Almost four hours gone, he'd thought. Not just away, out, missing – I was four hours gone. What the hell do I do with this?

He said nothing about it. He didn't have the words. He was just too worn out, and it sounded too crazy to speak about even to him. He put it away, and gave himself to the comfort of her arms. Later that night, he'd dreamed of Tuolumne, dreamed of falling. He wanted to close his eyes to all of it, slam the door shut and lock it, but he hadn't been able to so far, and he couldn't shake a feeling that there was something he needed to remember, something he needed to see -

He glanced up at John, then up ahead to the four women waiting for them at the cabin. He heard a horse approaching fast and saw Nick riding in from the direction of the house.

John looked up as well. "Glad he made it. He told me last night he wanted to ride with us as far as the south boundary road to Angel's Camp."

Heath nodded, not surprised. He was glad to see him - and glad, scattered as he was, that he could still mostly predict what his big brother was going to do. "There's some flooding where Cherokee Creek comes onto our land, and we've had to do plenty of fence repairs up that way. Besides, he's probably already gotten Jarrod to tell him everything he knows, and being Nick, he's gonna want to get his two cents in on what the plan is."

"Yep, I expect you're right on all counts," John agreed. "Got to get you up to speed as well. But for now let's go get a bite to eat before we get on the trail, what do you say?"

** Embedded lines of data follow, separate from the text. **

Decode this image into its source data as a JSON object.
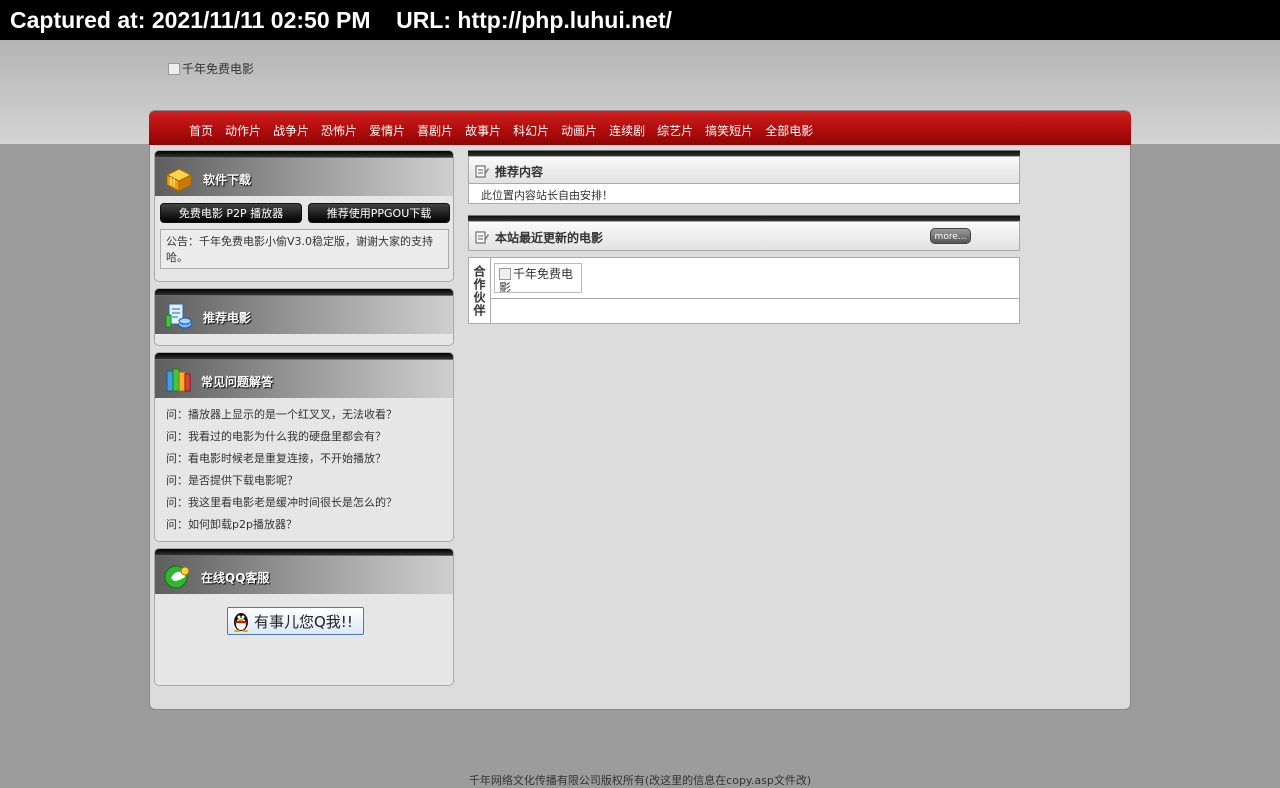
{
  "capture": {
    "text": "Captured at: 2021/11/11 02:50 PM    URL: http://php.luhui.net/"
  },
  "logo": {
    "alt": "千年免费电影"
  },
  "nav": {
    "items": [
      "首页",
      "动作片",
      "战争片",
      "恐怖片",
      "爱情片",
      "喜剧片",
      "故事片",
      "科幻片",
      "动画片",
      "连续剧",
      "综艺片",
      "搞笑短片",
      "全部电影"
    ]
  },
  "sidebar": {
    "download": {
      "title": "软件下载",
      "btn1": "免费电影 P2P 播放器",
      "btn2": "推荐使用PPGOU下载",
      "notice": "公告：千年免费电影小偷V3.0稳定版，谢谢大家的支持哈。"
    },
    "recommend": {
      "title": "推荐电影"
    },
    "faq": {
      "title": "常见问题解答",
      "items": [
        "问：播放器上显示的是一个红叉叉，无法收看？",
        "问：我看过的电影为什么我的硬盘里都会有？",
        "问：看电影时候老是重复连接，不开始播放？",
        "问：是否提供下载电影呢？",
        "问：我这里看电影老是缓冲时间很长是怎么的？",
        "问：如何卸载p2p播放器？"
      ]
    },
    "qq": {
      "title": "在线QQ客服",
      "button": "有事儿您Q我!!"
    }
  },
  "main": {
    "recommended": {
      "title": "推荐内容",
      "body": "此位置内容站长自由安排！"
    },
    "latest": {
      "title": "本站最近更新的电影",
      "more": "more..."
    },
    "partners": {
      "label": "合作伙伴",
      "logo_alt": "千年免费电影"
    }
  },
  "footer": {
    "text": "千年网络文化传播有限公司版权所有(改这里的信息在copy.asp文件改)"
  }
}
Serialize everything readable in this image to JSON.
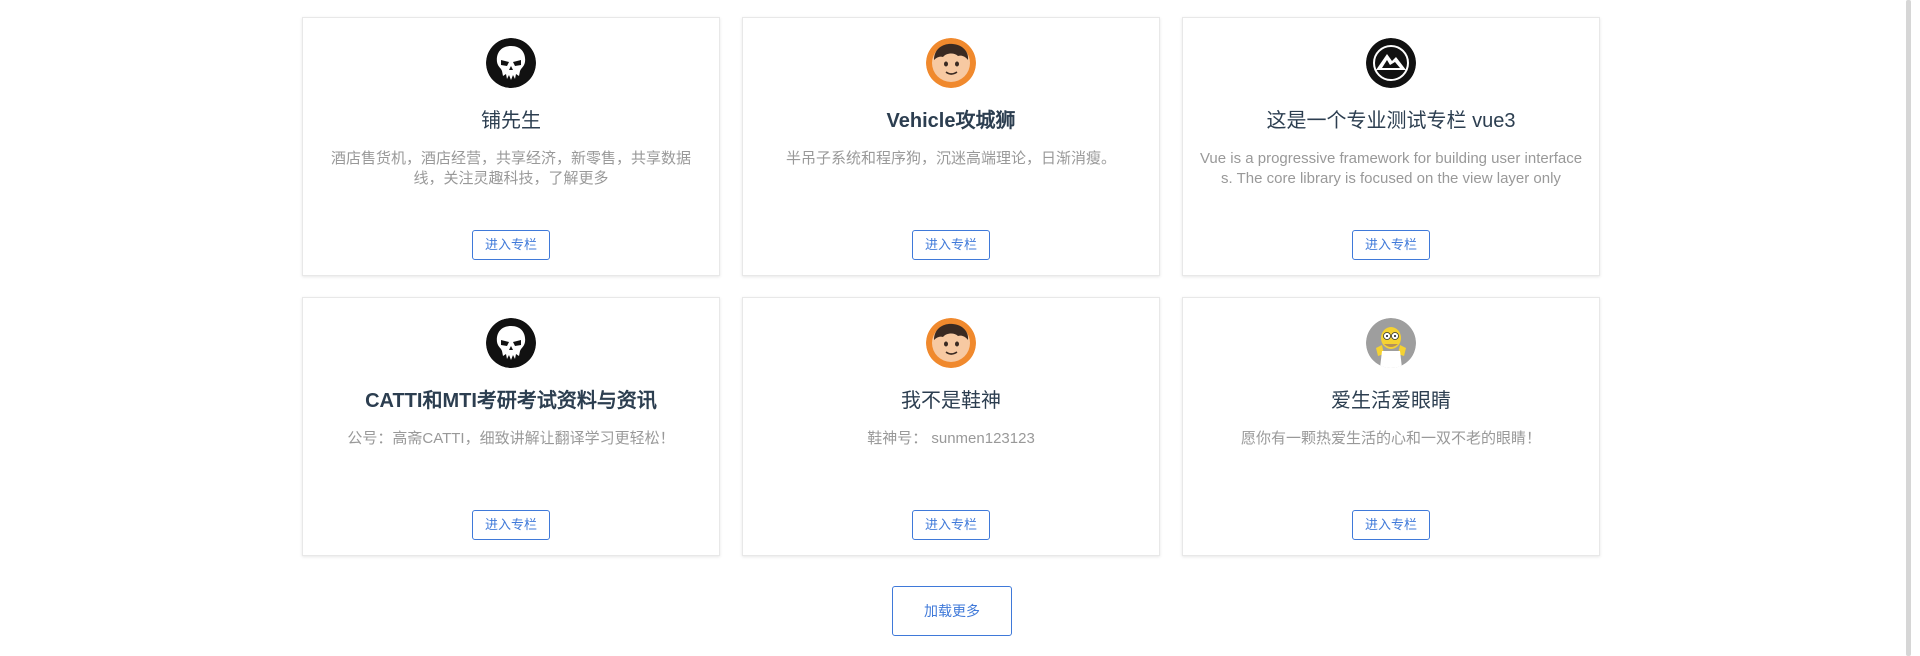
{
  "columns": [
    {
      "avatar_icon": "punisher-skull-icon",
      "title": "铺先生",
      "description": "酒店售货机，酒店经营，共享经济，新零售，共享数据线，关注灵趣科技，了解更多",
      "button_label": "进入专栏"
    },
    {
      "avatar_icon": "cartoon-boy-avatar-icon",
      "title": "Vehicle攻城狮",
      "description": "半吊子系统和程序狗，沉迷高端理论，日渐消瘦。",
      "button_label": "进入专栏"
    },
    {
      "avatar_icon": "mountain-logo-icon",
      "title": "这是一个专业测试专栏 vue3",
      "description": "Vue is a progressive framework for building user interfaces. The core library is focused on the view layer only",
      "button_label": "进入专栏"
    },
    {
      "avatar_icon": "punisher-skull-icon",
      "title": "CATTI和MTI考研考试资料与资讯",
      "description": "公号：高斋CATTI，细致讲解让翻译学习更轻松！",
      "button_label": "进入专栏"
    },
    {
      "avatar_icon": "cartoon-boy-avatar-icon",
      "title": "我不是鞋神",
      "description": "鞋神号： sunmen123123",
      "button_label": "进入专栏"
    },
    {
      "avatar_icon": "homer-simpson-avatar-icon",
      "title": "爱生活爱眼睛",
      "description": "愿你有一颗热爱生活的心和一双不老的眼睛！",
      "button_label": "进入专栏"
    }
  ],
  "load_more_label": "加载更多",
  "colors": {
    "accent": "#3f79d9",
    "title": "#2c3e50",
    "description": "#999999",
    "card_border": "#e8e8e8"
  }
}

Heath managed a smile, tried to relax. Figure it out, Heath. That's what you've always done. He closed his fist around the badge, feeling the grooved edge digging into his palm, and shoved his hands in his pockets.

You have a job to do. "Sounds good, Marshal. Let's go."


North Fork, Tuolumne River, April, 1859

And among these nations shalt thou find no ease, neither shall the sole of thy foot have rest: but the Lord shall give thee there a trembling heart, and failing of eyes, and sorrow of mind.

Deuteronomy 28:65


Where's the sky, I wish I could see the sky -

His eyes were wide open, he could feel that, but everything was black. There was no light, nothing to see, except when he tried to move. He had a pounding headache, and the blackness seemed somehow to pulse in rhythm with his skull. He tried to move, but as before, that only brought meaningless flashes and zigzags of light that revealed nothing. Nothing but pain that flared and wrapped around his head; nausea filled his chest and throat. He moaned, squeezing his eyes closed, though that altered nothing of what he could see.

He heard voices now, muffled and garbled behind the ringing in his ears. He couldn't understand what they were saying. Some were angry, dangerous. Some were gentler. And there was a child's voice: clearer, closer, speaking words he didn't understand.

People. There are people here. In the dark?

He moaned again as pain lancinated through his head, and he began to feel some of his other injuries.

"Me-weh? Me-weh –" The child's voice again. Calling to him? He opened his eyes, looking for the child, or the spot of blue sky, or something – anything -

"Me-weh," he heard again, and a small gentle hand touched the side of his face. The child said more things he didn't understand, but he seemed to be calling excitedly to the other people around him. He could feel people moving around him where he lay.

People in the dark? He felt a rising, humming terror. The slightest movement was excruciating. Eyes wide open, he saw nothing. They're not in the dark. I can't see.

"Me-weh," the child sang softly in his ear, and small fingers wiped the tears from his face. "Me-weh."